My research interests concern the origin and formation of planets. I’m fascinated with understanding how solar systems like our own form, and how planetary systems form and evolve generally. I observe circumstellar disks, which are pancakes of gas and dust that take shape around young stars as a result of the star formation process, and I use the properties of circumstellar disks as clues which I follow to reveal forming planets. I use big telescopes, special optics, and computer algorithms to peek inside the cradles of baby planets that orbit young stars. I also use smaller telescopes to observe young and low mass stars, leveraging a plethora of methods to understand the growth of adolescent stars. I love observational astronomy, and most of my work involves direct imaging, simulations of direct imaging, and the aggregation of direct imaging results.
In more technical terms, I use direct imaging detection methods to observe accreting protoplanets and circumstellar disks. My main focus is on transition disks, which are circumstellar disks which exhibit significant material and morphological evolution when compared to younger protoplanetary disks (transition disks boast wide gaps and striking spiral arms, and their dust and pebbles have evolved and drifted significantly). Transition disks are expected to be sites of active planet formation, and important high contrast observations within the past decade have supported this expectation.
There are a lot of contentious claims about planet formation and direct imaging, plenty of competing theories, and innumerable open questions, which is what makes the field so exciting. These kinds of studies also require methods and instruments which exist on the bleeding edge of astronomical and computational innovation.
Giant Accreting Protoplanets
Starlight obscures planets, which are much dimmer than their host stars. Our ability to resolve two sources of light is dependent on their distance between each other, our distance to the system, the wavelength of light we observe the system in, and the brightness of the two sources relative to each other. In nearly each of those dependencies, the physical limitations of the universe are stacked against observers resolving distant, dim, and close in exoplanets (i.e. exo-Earths or habitable planet analogs).
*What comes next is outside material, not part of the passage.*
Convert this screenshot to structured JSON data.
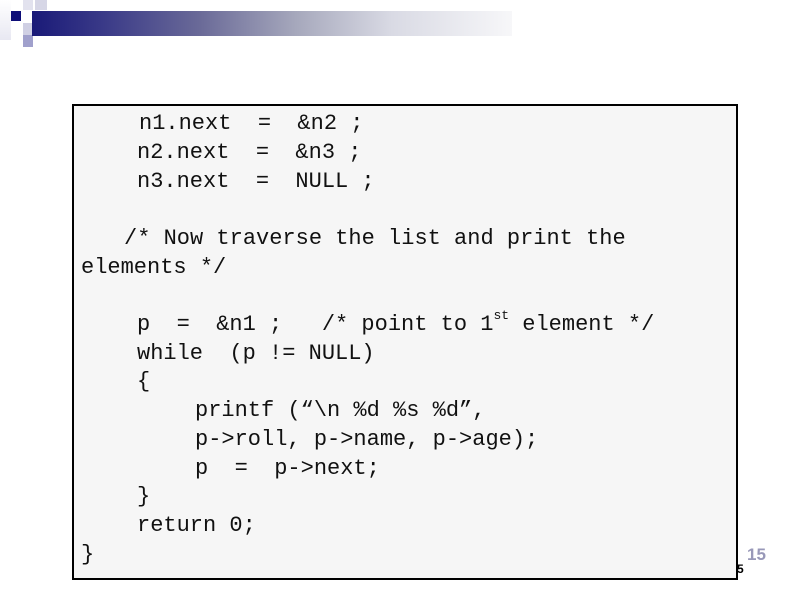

Another limiting factor is our ability to resolve sources through the distortion of Earth’s atmosphere. In order to combat this, astronomers use deform-able mirrors to cancel out the disortion of the atmosphere. This technique is referred to as “adaptive-optics” (AO). There’s a great online resource on adaptive optics written by a professor at RIT here. I’ve included some cool explainer images in the gallery below as well.
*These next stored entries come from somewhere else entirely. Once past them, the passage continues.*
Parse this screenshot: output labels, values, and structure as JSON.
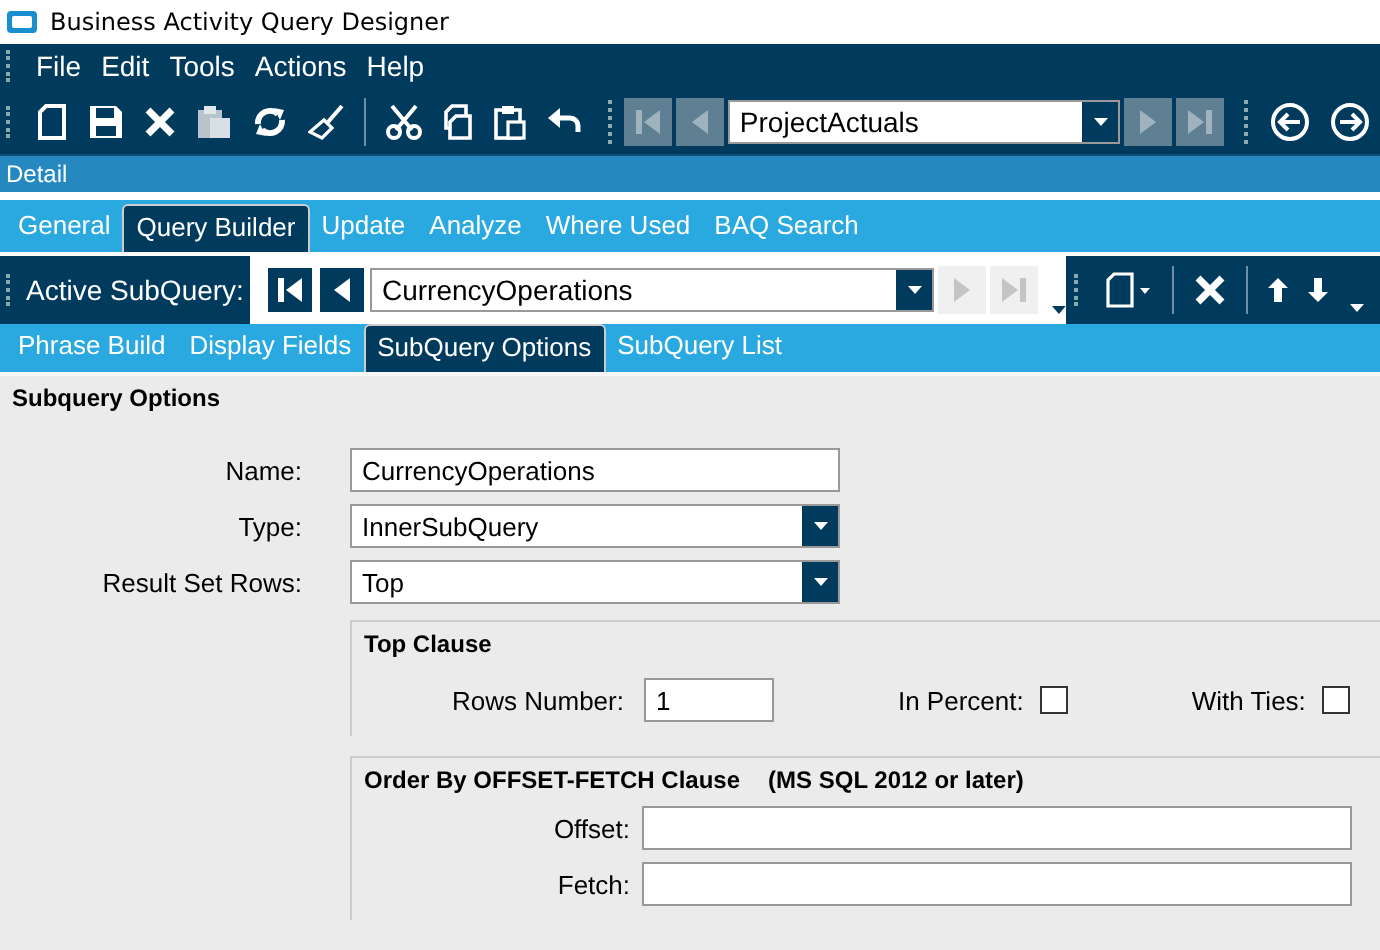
{
  "window": {
    "title": "Business Activity Query Designer"
  },
  "menu": [
    "File",
    "Edit",
    "Tools",
    "Actions",
    "Help"
  ],
  "toolbar": {
    "query_selector": {
      "value": "ProjectActuals"
    }
  },
  "section": "Detail",
  "tabs": [
    {
      "label": "General",
      "selected": false
    },
    {
      "label": "Query Builder",
      "selected": true
    },
    {
      "label": "Update",
      "selected": false
    },
    {
      "label": "Analyze",
      "selected": false
    },
    {
      "label": "Where Used",
      "selected": false
    },
    {
      "label": "BAQ Search",
      "selected": false
    }
  ],
  "subquery_bar": {
    "label": "Active SubQuery:",
    "value": "CurrencyOperations"
  },
  "subtabs": [
    {
      "label": "Phrase Build",
      "selected": false
    },
    {
      "label": "Display Fields",
      "selected": false
    },
    {
      "label": "SubQuery Options",
      "selected": true
    },
    {
      "label": "SubQuery List",
      "selected": false
    }
  ],
  "panel": {
    "title": "Subquery Options",
    "fields": [
      {
        "label": "Name:",
        "value": "CurrencyOperations",
        "kind": "text"
      },
      {
        "label": "Type:",
        "value": "InnerSubQuery",
        "kind": "dropdown"
      },
      {
        "label": "Result Set Rows:",
        "value": "Top",
        "kind": "dropdown"
      }
    ],
    "top_clause": {
      "title": "Top Clause",
      "rows_number": {
        "label": "Rows Number:",
        "value": "1"
      },
      "in_percent": {
        "label": "In Percent:",
        "checked": false
      },
      "with_ties": {
        "label": "With Ties:",
        "checked": false
      }
    },
    "order_by": {
      "title": "Order By OFFSET-FETCH Clause",
      "note": "(MS SQL 2012 or later)",
      "offset": {
        "label": "Offset:"
      },
      "fetch": {
        "label": "Fetch:"
      }
    }
  }
}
A good analogy to help understand this problem goes something like ‘trying to image a Jupiter sized planet around a sun-like star is like trying to take a picture of a firefly next to a lighthouse from across the continental USA.’ But, strangely enough, this isn’t impossible.
I use some very clever tricks, developed by people much smarter than I, to remove starlight from adaptive optics images in a process referred to as “PSF subtraction.” I use angular differential imaging (ADI), leveraging the rotational diversity of a time series of observations and spectral differential imaging (SDI), leveraging the excess luminosity exhibited by objects undergoing accretion (which releases a massive amount of energy) to remove starlight from images via the python implementation of the fancy sounding Karhunen-Loeve Image Processing (pyKLIP). Another analogy: I essentially use a form of facial recognition to create a model of the host star, which I subtract from images to reveal hidden planets. I this work under the tutelage of Kate Follette, who is the PI of the Giant Accreting Protoplanet Survey (GAPlanetS).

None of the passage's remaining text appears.